Abstract:
Public participation holds a pivotal value in any decision-making. But conventional public participation inherits specific limitations. With internet 2.0, epublic participation (technology-mediated, facilitated by ICT tools) has emerged as a plausible adjunct to the limitations that conventional participation possesses. In this regard, crowdsourced data has been a profound gain as it seeks to engage the public using the internet, smartphone apps, or social media. Researchers have assessed the potential of crowdsourced data in transport, health, and
environmental issues. This research focuses on using crowdsourced data for transport planning since it is dynamic, and so social media data can offer compelling support. Also, envisioning our cities, we have coined the term “smart cities” and “smart mobility” is a strategic factor of it. The emphasis is on encouraging people to use public transport than owning a car. As a result, the research narrowed its focus to public transport. The service quality assessment (SQA) aspires to improve the efficiency of the existing public transport system. The users’ perception of the qualitative aspect of service is of utmost importance for improving the quality of service. But SQA frameworks have a limited deliberation for it. In India, the MoUD (now MoHUA) service benchmark for public transport comprises six parameters, but only two related to the qualitative aspect. Even these two, however, do not consider the users’ perception. This brings an opportunity to incorporate crowdsourced social media data to integrate the qualitative aspect into the SQA framework. At the moment, there has been a minimal study on incorporating social media footprint into the existing SQA. And this research would add a new value to the field of study. The research considers the Delhi metro as a pilot case, a member of the Community of Metro Group (CoMET), which conducts the customer satisfaction survey for Delhi metro. The proposition is that this approach is an addition to the existing structure that will assist to update feedback data. The data collection for this research is two-fold. First, tweets from the official handle of the Delhi metro are extracted for a month. Second, for ground truth and to bring a structure to the feedback data, tweets in a separate Twitter handle made for the research purpose have been extracted. Throughout this research, Google Colaboratory, a cloud-based Jupyter notebook environment, is used. After data pre-processing, topics are predicted from the extracted data using Mallet’s LDA machine learning model. The BERT cased machine learning model is used to
predict the sentiments of each of the identified topics.

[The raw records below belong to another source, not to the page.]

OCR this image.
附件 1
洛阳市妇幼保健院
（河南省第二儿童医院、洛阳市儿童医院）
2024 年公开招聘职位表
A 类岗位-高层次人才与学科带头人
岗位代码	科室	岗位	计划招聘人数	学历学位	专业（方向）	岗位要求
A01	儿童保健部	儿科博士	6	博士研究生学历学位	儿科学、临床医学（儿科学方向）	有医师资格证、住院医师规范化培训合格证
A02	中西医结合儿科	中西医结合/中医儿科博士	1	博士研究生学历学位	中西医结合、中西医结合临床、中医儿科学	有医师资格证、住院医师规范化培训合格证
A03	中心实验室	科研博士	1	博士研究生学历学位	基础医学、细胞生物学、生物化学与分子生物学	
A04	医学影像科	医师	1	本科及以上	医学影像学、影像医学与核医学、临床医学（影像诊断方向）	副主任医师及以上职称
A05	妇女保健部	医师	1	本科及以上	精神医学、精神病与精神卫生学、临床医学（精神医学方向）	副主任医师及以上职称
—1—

As the research concerns feedback analysis, we train the model on reviews that are tagged on a scale of one to five and are publicly available. The research performs factor analysis for two reasons: first, to compute the final topics (or sub-dimensions) using the factor loading method, and second, to classify the identified topics under common factors (or primary dimensions). The research further adopts the weighted SERVPERF scale, for calculating the service quality of each sub-dimension, primary dimension, and overall structure. Finally, the research employs the Importance-Performance analysis to single out the areas where improvement will have the greatest effect on improving overall system performance. The result highlights 11 topic (or sub-dimensions) classified under four factors (or primary dimensions) for which the perceived service quality is measured. It pinpoints the precise niche within each topic (or sub-dimension) that is important to users. Also, a prototype framework for incorporating social media analytics in the service quality assessment is worked out. The research’s key finding is that the novel approach encourages users to share their service experiences based on their comfort and, from the provider’s perspective, dynamic insight into how users perceive the service.